Quince años dibujando los fondos de grandes éxitos televisivos y ganando premios Emmy te obligan a una perfección absoluta. Durante el día Justin Parpan diseña, en la Disney, universos milimétricos que habitan millones de niños. Pero cuando apaga las luces de su despacho (el corporativo, se entiende) hace algo totalmente distinto, coge la pintura y recorre en su cabeza las carreteras secundarias de América. Sus paisajes eléctricos y sus casas abrigándose bajo la luz del anochecer no son el portfolio de un creativo buscando nuevos proyectos. Son el refugio íntimo de alguien que necesita pintar algo que nadie le va a pedir nunca.
Por eso, sus paisajes nocturnos rechazan de plano la precisión vectorial que impone la burocracia de la animación comercial. Hay mancha.
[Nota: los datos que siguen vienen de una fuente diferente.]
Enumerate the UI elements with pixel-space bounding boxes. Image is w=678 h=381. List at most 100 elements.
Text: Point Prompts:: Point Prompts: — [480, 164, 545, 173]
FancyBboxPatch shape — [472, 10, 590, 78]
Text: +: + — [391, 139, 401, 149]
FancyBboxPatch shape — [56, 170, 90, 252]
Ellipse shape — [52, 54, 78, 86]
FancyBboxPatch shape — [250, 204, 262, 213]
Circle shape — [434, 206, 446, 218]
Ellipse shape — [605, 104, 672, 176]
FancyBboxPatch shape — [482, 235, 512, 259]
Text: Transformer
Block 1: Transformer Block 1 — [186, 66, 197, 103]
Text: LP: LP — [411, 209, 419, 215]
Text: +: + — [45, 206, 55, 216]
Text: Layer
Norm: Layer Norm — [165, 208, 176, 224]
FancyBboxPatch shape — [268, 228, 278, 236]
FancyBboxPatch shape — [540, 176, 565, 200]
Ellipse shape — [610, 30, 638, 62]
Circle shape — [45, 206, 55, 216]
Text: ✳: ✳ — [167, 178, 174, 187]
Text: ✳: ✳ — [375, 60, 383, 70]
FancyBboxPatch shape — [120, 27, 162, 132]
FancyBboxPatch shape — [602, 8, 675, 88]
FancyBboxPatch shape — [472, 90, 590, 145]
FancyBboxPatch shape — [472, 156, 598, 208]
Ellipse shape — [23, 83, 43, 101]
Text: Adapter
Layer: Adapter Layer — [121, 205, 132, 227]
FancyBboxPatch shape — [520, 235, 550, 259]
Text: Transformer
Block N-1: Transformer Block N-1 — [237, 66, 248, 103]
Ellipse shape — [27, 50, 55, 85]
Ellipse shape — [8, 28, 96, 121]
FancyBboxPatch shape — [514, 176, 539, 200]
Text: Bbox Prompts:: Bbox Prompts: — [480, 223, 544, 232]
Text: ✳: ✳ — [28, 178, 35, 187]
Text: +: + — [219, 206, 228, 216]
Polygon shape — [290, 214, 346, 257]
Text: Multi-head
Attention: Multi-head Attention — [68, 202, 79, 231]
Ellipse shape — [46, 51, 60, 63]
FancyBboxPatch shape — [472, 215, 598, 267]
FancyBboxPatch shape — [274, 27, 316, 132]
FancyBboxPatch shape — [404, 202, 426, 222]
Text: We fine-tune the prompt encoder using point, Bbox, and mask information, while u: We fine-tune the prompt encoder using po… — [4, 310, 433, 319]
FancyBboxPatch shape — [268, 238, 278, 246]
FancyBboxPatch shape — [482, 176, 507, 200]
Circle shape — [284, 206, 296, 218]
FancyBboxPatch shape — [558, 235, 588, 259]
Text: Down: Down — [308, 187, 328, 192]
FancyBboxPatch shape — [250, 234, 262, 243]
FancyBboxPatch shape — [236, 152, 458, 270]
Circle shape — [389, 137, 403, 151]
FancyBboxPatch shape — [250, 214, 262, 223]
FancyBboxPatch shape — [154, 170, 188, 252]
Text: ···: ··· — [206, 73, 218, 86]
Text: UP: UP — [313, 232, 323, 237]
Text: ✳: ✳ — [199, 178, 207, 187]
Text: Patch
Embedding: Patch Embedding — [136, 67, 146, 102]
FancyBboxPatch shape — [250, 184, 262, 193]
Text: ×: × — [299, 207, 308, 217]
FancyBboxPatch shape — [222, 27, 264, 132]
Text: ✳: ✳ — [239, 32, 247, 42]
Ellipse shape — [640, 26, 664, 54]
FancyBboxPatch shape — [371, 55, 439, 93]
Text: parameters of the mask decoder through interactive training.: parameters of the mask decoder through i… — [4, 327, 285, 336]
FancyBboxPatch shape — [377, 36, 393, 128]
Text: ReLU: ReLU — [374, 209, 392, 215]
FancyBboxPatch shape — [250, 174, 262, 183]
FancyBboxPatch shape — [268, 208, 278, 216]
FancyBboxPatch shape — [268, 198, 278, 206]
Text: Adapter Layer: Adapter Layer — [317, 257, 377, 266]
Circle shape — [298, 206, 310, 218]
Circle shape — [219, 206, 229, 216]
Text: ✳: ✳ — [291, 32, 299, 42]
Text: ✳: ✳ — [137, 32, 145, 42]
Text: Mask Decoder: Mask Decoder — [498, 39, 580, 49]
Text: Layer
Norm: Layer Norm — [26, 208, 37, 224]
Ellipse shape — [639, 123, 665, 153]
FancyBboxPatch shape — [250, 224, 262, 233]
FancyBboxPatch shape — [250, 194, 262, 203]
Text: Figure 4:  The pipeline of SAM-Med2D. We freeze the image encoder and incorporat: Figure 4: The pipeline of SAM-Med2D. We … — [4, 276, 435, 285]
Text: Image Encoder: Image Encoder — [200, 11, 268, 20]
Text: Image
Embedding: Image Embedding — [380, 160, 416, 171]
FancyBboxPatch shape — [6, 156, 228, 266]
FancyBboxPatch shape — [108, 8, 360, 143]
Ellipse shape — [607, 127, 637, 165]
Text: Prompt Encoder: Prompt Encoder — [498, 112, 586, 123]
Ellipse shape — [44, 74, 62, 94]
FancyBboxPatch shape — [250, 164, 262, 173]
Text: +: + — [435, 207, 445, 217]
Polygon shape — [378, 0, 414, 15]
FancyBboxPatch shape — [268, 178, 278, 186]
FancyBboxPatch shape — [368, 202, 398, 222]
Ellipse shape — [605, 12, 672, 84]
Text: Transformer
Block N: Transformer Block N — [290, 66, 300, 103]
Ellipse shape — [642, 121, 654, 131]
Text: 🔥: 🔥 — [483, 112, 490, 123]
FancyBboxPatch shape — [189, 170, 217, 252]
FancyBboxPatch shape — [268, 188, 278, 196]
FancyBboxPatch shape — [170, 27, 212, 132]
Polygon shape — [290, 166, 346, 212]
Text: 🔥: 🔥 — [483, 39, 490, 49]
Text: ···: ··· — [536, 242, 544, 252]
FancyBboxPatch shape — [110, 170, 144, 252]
Hay grano. Los bordes se difuminan y las luces sangran sobre la oscuridad de una manera que ningún proceso de producción industrial aprobaría jamás. Esa soltura gráfica no es un descuido técnico, es la decisión consciente de permitir que la imagen respire en lugar de estrangularla con detalles. Su obsesión por saber cuándo debe detener el pincel conecta con la idea vital de que una obra inacabada también es una obra completa.
Que Parpan comparta este trabajo personal con la misma naturalidad con la que comparte sus créditos profesionales dice algo sobre una generación de creativos que ha decidido no disociar las dos mitades de su práctica. No la versión para el mercado y la versión para el cajón. Ambas en el mismo feed, con la misma firma. Como esa casa roja que aparece una y otra vez en sus sueños, y que lleva años reapareciendo en su trabajo. No sabe de dónde viene. Pero sigue pintándola.
Hay algo en esa insistencia que cualquier artista con una obsesión propia reconoce de inmediato.